Müstevlilerin Ukrayna’dan Filistin’e ve Lübnan’a kadar yeni cepheler açmaktaki emellerinin de, istilalarını tahkim ederek güncellemek olduğu aşikârdır. İlk bakışta açılan Ukrayna Cephesinin Müslümanları içine almadığı gibi görünse de, doğrusu, bu cephenin de nihai hedefinin Rus nüfuzunun altındaki Müslümanlar olduğu şüphesidir.

Vahşette sınır tanımayan bu istilacılar bize karşı topyekûn saldırıyorken dahi bizim yaşadığımız en büyük zaaf, bu düşmanlarımızın adını dahi doğru koymaktaki aczimizdir. Bunun da iki nedeni vardır. Birinci neden, gafletten ve çoğunluğun bilinçsizliğinden kaynaklanan kafa karışıklığı iken, ikinci neden de, istilacıların bizden devşirdiklerinin güçlerinin bizim gücümüzün fevkinde olmasıdır. Bu iddiamızın doğru olup olmadığını görmek için uzağa gitmemize gerek yok. Türkiye’deki manzara-i umumiyeye kısa bir göz atmamız yetiyor. Mesela, İsrail bir yılı aşkın bir zamandır soykırım gibi bir insanlık suçunu işliyorken, gazete köşelerinden TV ekranlarına, cemaatlerden siyasi partilere, ticaretten sanat dünyasına kadar etkisi daha büyük ve sesi daha gür çıkanlar Siyonist yanlıları değiller mi?

Şimdi bakış açımıza 50 küsur İslam Ülkesinden oluşan İslam İşbirliği Teşkilatı’nı da dâhil ederek bakalım ve değerlendirelim… Ve dahi elimizi vicdanımıza koyup kararımızı verelim: Bu teşkilatın hâlihazırdaki işlevi, daha çok İslam İşbirliğini mi andırıyor, yoksa İsrail İşbirliğini mi?

Elbette müstevlilere direnenler de var, fakat bir bütün olarak verdikleri resim, müstemlekedir.

Burada doğal olarak akla gelen ilk soru, istilacıların hangi yol, yöntem ve araçlarla üzerimizdeki bu tahakkümü gerçekleştirdikleri ve sürdürdükleridir.

Sizlerin cevabını bilmiyorum, ama bendenizin cevabı şudur:

Teknolojik üstünlüklerinin ve bunu en vahşi biçimde kullanmalarının da elbette ki, bize tahakküm etmelerinde büyük bir payı vardır.
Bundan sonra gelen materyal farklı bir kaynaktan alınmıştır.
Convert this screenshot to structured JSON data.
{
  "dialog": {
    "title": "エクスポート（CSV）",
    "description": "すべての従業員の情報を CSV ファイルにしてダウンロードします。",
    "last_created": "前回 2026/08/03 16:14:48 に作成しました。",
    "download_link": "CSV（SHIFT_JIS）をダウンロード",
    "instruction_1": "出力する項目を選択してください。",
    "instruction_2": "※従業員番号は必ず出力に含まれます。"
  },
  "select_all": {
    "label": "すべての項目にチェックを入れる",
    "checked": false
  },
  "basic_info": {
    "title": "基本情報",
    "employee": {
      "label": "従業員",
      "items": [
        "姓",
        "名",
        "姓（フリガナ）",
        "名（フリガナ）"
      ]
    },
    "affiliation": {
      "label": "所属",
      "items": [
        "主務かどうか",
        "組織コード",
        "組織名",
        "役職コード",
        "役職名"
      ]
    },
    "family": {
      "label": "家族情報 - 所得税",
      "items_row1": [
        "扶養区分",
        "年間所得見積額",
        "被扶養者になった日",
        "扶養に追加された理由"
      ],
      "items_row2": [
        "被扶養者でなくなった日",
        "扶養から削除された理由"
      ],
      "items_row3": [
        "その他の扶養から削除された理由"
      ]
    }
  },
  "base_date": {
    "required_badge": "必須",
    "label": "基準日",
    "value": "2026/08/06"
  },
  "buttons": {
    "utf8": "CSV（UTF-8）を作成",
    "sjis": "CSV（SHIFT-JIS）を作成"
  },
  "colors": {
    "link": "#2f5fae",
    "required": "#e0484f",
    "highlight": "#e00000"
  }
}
Rejimlerimiz bile onların eseridir. Fakat diyebiliriz ki, tahakkümlerinin kalıcılığını bizim inancımızın hilafına yaşadığımız milliyetçilik ve mezhepçilik gibi sapmalarımızdan sağlıyorlar. Dünyanın dört bir yerindeki kıyamlarımızda yaşadığımız kırılmalar ve dahi düşmanlarımıza galebe çalmamızın bu kadar gecikmesinin içimizdeki nedeni ise, istilacıların yöneticilerimize kadar birçok insanımızı devşirip kendilerine hizmet ettiriyor olmalarıdır.
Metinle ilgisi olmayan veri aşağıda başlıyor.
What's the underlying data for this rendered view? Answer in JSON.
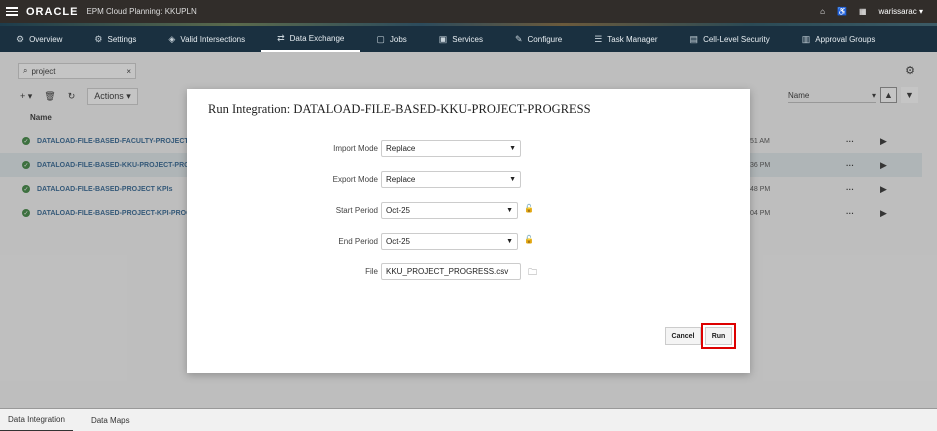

İşte Müslümanlar olarak düşmanlarımıza yenildiğimizden beridir içinde yaşadığımız onur kırıcı ahval ve şerait, kısaca yukarıdaki gibidir. Bize yapageldikleri taciz, tecavüz, katliam ve soykırımlardan çıkarmamız gereken ders, şimdiki milliyetçilik, mezhepçilik ve devletperestlik gibi sapmalarımızdan arınabildiğimiz ve kısaca inancımızı yaşadığımız ölçüde ancak içimizdeki işbirlikçileriyle birlikte müstevlileri, diğer adı ile küffarı yenebileceğimizdir.

Dolayısıyla, her zaman olduğu gibi şimdi de önemli olan, bizim kendimizi kimin yanında ve kime karşı konuşlandırdığımız ve kime taş attığımızdır.